Make the type PyTorch-specific, breaking the cross-framework story
Force users to choose between breccia and other tensor-wrapping types

For training (v0.1), the cast and matmul operations will provide a straight-through estimator wrapper. The wrapper is opt-in; the bare ScaledTensor is autograd-neutral.

Why import-gate the Triton module¶

Triton requires a CUDA-capable GPU and PTX. On macOS / Apple Silicon / CPU-only servers, import triton raises ImportError. If breccia eagerly imported triton, the library would be unimportable on those platforms — including the developer's M5 dev machine.
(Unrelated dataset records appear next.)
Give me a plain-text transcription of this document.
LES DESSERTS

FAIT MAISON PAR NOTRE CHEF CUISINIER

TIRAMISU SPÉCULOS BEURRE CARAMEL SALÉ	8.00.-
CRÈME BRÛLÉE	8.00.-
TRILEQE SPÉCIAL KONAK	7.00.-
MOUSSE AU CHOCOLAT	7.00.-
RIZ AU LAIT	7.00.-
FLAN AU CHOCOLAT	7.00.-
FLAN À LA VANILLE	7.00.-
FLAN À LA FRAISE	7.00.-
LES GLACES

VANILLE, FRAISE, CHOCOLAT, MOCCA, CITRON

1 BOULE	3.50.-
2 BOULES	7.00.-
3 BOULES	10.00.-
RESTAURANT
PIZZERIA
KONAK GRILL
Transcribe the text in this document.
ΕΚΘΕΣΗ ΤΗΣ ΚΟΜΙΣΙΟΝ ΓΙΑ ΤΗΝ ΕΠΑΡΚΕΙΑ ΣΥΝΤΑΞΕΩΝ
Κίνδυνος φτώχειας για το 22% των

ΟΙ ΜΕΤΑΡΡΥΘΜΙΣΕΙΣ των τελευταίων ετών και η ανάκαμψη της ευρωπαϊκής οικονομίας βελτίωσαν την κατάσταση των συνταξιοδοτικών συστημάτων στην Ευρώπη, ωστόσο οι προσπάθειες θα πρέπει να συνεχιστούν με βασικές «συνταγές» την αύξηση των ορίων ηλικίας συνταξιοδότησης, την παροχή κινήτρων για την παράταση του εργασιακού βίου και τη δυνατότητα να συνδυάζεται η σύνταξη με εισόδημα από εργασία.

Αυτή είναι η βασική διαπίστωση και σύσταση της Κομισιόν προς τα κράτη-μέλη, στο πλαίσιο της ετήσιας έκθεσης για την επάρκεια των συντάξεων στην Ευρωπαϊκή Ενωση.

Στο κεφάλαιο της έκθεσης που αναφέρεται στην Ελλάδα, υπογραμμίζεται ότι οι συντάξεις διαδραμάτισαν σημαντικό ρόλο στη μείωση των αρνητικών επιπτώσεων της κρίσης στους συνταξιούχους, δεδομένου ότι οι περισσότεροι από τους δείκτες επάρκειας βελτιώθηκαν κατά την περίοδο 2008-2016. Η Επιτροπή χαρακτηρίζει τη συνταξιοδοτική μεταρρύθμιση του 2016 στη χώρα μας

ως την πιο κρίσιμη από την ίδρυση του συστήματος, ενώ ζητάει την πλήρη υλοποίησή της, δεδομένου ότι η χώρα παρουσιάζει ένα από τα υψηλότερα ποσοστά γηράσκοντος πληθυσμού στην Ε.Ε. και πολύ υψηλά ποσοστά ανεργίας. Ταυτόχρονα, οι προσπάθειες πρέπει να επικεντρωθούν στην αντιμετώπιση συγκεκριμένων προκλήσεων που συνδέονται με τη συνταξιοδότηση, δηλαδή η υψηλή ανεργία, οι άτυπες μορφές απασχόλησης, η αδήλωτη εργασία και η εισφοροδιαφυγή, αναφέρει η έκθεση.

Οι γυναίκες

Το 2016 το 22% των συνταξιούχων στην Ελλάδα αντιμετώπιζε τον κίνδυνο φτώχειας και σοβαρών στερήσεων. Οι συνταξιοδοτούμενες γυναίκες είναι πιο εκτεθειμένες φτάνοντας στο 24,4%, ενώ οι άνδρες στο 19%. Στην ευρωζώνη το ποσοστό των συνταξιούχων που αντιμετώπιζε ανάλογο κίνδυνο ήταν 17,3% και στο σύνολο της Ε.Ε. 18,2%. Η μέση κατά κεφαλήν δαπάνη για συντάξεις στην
The gate (try: import triton) lets the same package serve both groups. TRITON_AVAILABLE is the contract.

Why the dequantization scale convention¶

OCP MX and NVIDIA TransformerEngine both store the dequantization scale (multiply data by scale to recover the high-precision value). Hardware scaled-matmul kernels (cuBLAS FP8 GEMM, Blackwell NVFP4 GEMM) consume the dequantization scale directly.

Storing the forward scale would force every kernel boundary to invert it. The dequant convention matches the hardware's data flow.

Test infrastructure¶

The test suite uses pytest and Hypothesis. Test files:

tests/test_core.py — ScaledTensor invariants + construction
tests/test_recipes.py — 6 recipes
tests/test_layouts.py — 4 layouts + integration with ScaledTensor
tests/test_formats.py — FP8 / FP4 / INT4 + nibble packing
tests/test_cast.py — cast quality per recipe (cosine similarity)
tests/test_matmul.py — scaled matmul correctness
tests/test_bridges.py — TE / torchao / HF / DLPack / DeepSeek
tests/test_properties.py — Hypothesis generative invariants
tests/test_torch.py — PyTorch backend
tests/test_mlx.py — MLX backend

Total: 192 tests as of v0.0.1. CI runs them on Python 3.10/3.11/3.12 (Ubuntu) and 3.11 (macOS), plus runs the examples and memory benchmark to catch bitrot.

The Triton kernel is not tested in CI (CI doesn't have a CUDA GPU). Its correctness is verified by benchmarks/modal_bench.py, which runs on an H100 via Modal on demand.

Performance characteristics (v0.0.1)¶

Memory: a ScaledTensor of logical shape (M, K) quantized to FP8 uses M * K + scale_overhead bytes, where scale_overhead depends on the layout (1 byte for PerTensor, (M, K // B) * scale_dtype_size for block scaling).
Throughput: the reference kernels are Python-loop-based and intentionally slow. They're correctness-only. Production speed comes from the Triton kernel (v0.1).

See benchmarks.md for the methodology and numbers.

Adding a new backend¶

To add JAX (the most likely next backend after v0.0.1):

Add _is_jax(x) to breccia._core (already done — it's a no-op gate for v0.1 to fill in).
Add JAX branches in kernels/reference/cast.py's dispatch: _cast_jax and _dequantize_jax. The pattern: convert to NumPy, run the reference, wrap result back as jnp arrays.
Update kernels/reference/matmul.py with a JAX path.
Add tests/test_jax.py mirroring tests/test_torch.py.
Add jax extra to pyproject.toml (already declared).
Update README's status table and docs.

The torch integration in kernels/reference/cast.py:_cast_torch is the template. JAX should be near-identical (with jnp.asarray instead of torch.as_tensor).

Adding a new recipe¶

When a new low-precision format becomes important (e.g., FP6 OCP MX):

Add the format's bit-level encode/decode to _formats.py.
Add the recipe dataclass to recipes.py (frozen, hashable, with name class attribute).
Add the new recipe to the dispatch in kernels/reference/cast.py:_cast_numpy.
Add tests in test_recipes.py and test_cast.py.
Update recipes.md and api.md.

Versioning¶

breccia follows semver:

v0.0.x — pre-alpha; the API may break between any two commits
v0.1.0 — first beta; the public API in breccia.* becomes stable
v1.0.0 — first stable release; backward-incompatible changes require a major bump

The v0.0 → v0.1 milestone gate is: the Triton scaled-matmul kernel must hit ≤ 1.2× of cuBLAS FP8 GEMM with PASS correctness on H100.

Where decisions get made¶

Public API surface — src/breccia/__init__.py is the contract. Anything not re-exported there is private.
Behavior changes — should be discussed in a GitHub Discussion before being implemented; PRs that change behavior without prior discussion will be asked to retroactively open one.
New backends or kernels — a short Discussion thread (1-2 paragraphs) is enough.

See ../CONTRIBUTING.md for the contribution flow.